Andrea Turnipseed: Yeah. So, we got introduced to it about five years ago. And we just gave it a shot as something that might be helpful for our patients with depression, and we paired it with therapy. And it seems to be very effective about 60% of the time for people with treatment-resistant depression, which is huge considering what Dr. Turnipseed just said, that 30% of traditional antidepressants work.

So, we offer it here with doing therapy, and we also have it without therapy for those people that can't afford it with therapy. And it helps get people into that next phase of taking care of themselves and their mind and body with the suggestions that we have about reducing your social media, adding exercise and cutting back on drinking, things like that.

What it does is it's a catalyst for change, and it can help improve mood for the long-term and help them get off of their regimen of several medications, maybe down to one or two or none at all if they're coming in for regular ketamine treatments. So, it's been very helpful for the people that it works for. Now, it doesn't work for everybody. We have to put that out there, but when it does work, it's a really helpful tool in this field.

Dr. Gladden: So, when you talk about doing ketamine with therapy, I assume you're talking about regular counseling or psychotherapy or something of that nature? Is that what we're talking about?

Andrea Turnipseed: Yeah, we start with a preparation session where the therapist and the client meet together and talk about what their goals are and get to know each other, and make sure that they understand how ketamine is going to work for them and what the expectations are. And then they come back for their future sessions, which is about six to eight sessions over three to four weeks. And then, we go into maintenance after that, and the therapist is with them during their session and ketamine...

Dr. Gladden: So, you're doing ketamine twice a week for about four or five weeks, six weeks, is that what you're saying?

Andrea Turnipseed: Twice a week for three to four weeks, yeah.

Dr. Gladden: Three to four weeks. Okay.

Andrea Turnipseed: It depends on the person, and really that's ideal, but given people have jobs and need rides and things like that, it doesn't always work as beautifully as that. But when they come for their sessions, the therapist is there with them, and we help set an intention, and the room is dark, and there's music, and we have eye shades, and the therapist there is there to guide them and help them feel safe, and remind them of anything that maybe they wanted to talk about, but also to ask questions and to record on paper what happened throughout the session. And ketamine generally takes about 45 to 55 minutes for the intense feelings of it, and we block about two hours. So, the second hour is really integrating what just happened or what you just experienced and finding meaning with your therapist. And so, depending on what you're working through, you might have just had an experience that was just calming or meditative in nature, and there may not be that much to talk about.

However, your defenses are down a little bit after doing or receiving ketamine. And so, you might open up a little bit more and get a little bit deeper in your traditional therapy.

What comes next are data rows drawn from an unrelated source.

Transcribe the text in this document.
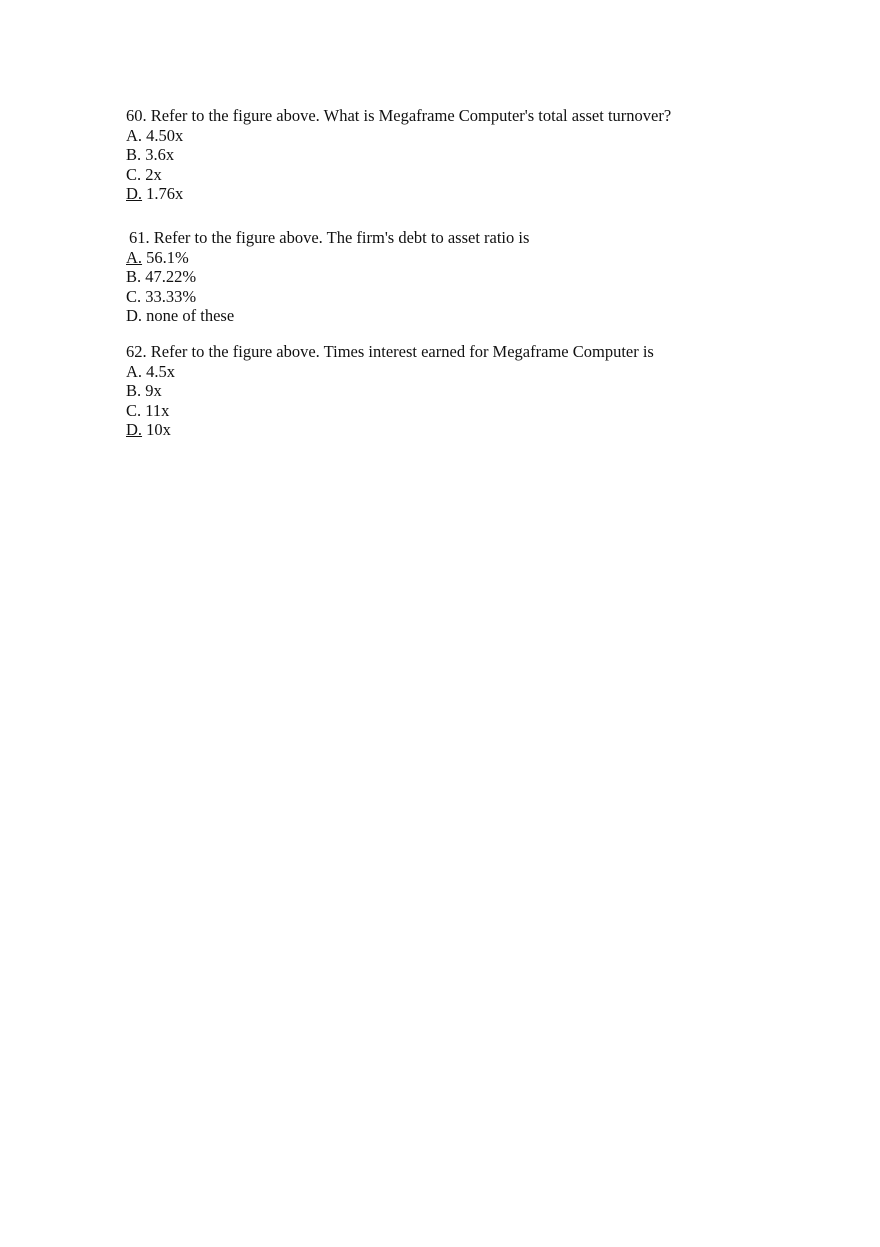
60. Refer to the figure above. What is Megaframe Computer's total asset turnover?
A. 4.50x
B. 3.6x
C. 2x
D. 1.76x
61. Refer to the figure above. The firm's debt to asset ratio is
A. 56.1%
B. 47.22%
C. 33.33%
D. none of these
62. Refer to the figure above. Times interest earned for Megaframe Computer is
A. 4.5x
B. 9x
C. 11x
D. 10x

On the other hand, you might have an experience that's mind-blowing and really crazy that you saw a dead loved one and you connected with them on a cellular level. And so, we can talk about that, and what that feels like and what you're going to take from that, and how are we going to make changes in our life. And so, what we typically see when somebody comes in and maybe they do two or three sessions, and we're at a good dose, when they come back for their future sessions, they might say: "I actually signed up to join a gym for the first time in three years," and then they start working out. Or: “I called back those friends that have been reaching out, and I set up some dates with them.” And so, it's those little changes that start a snowball effect for bigger changes. And so, that is what's nice about the ketamine for many people in the therapy because the therapist can then reflect that back to the client and saying: "I know you may not be feeling 100% better, but I see you doing 90% better."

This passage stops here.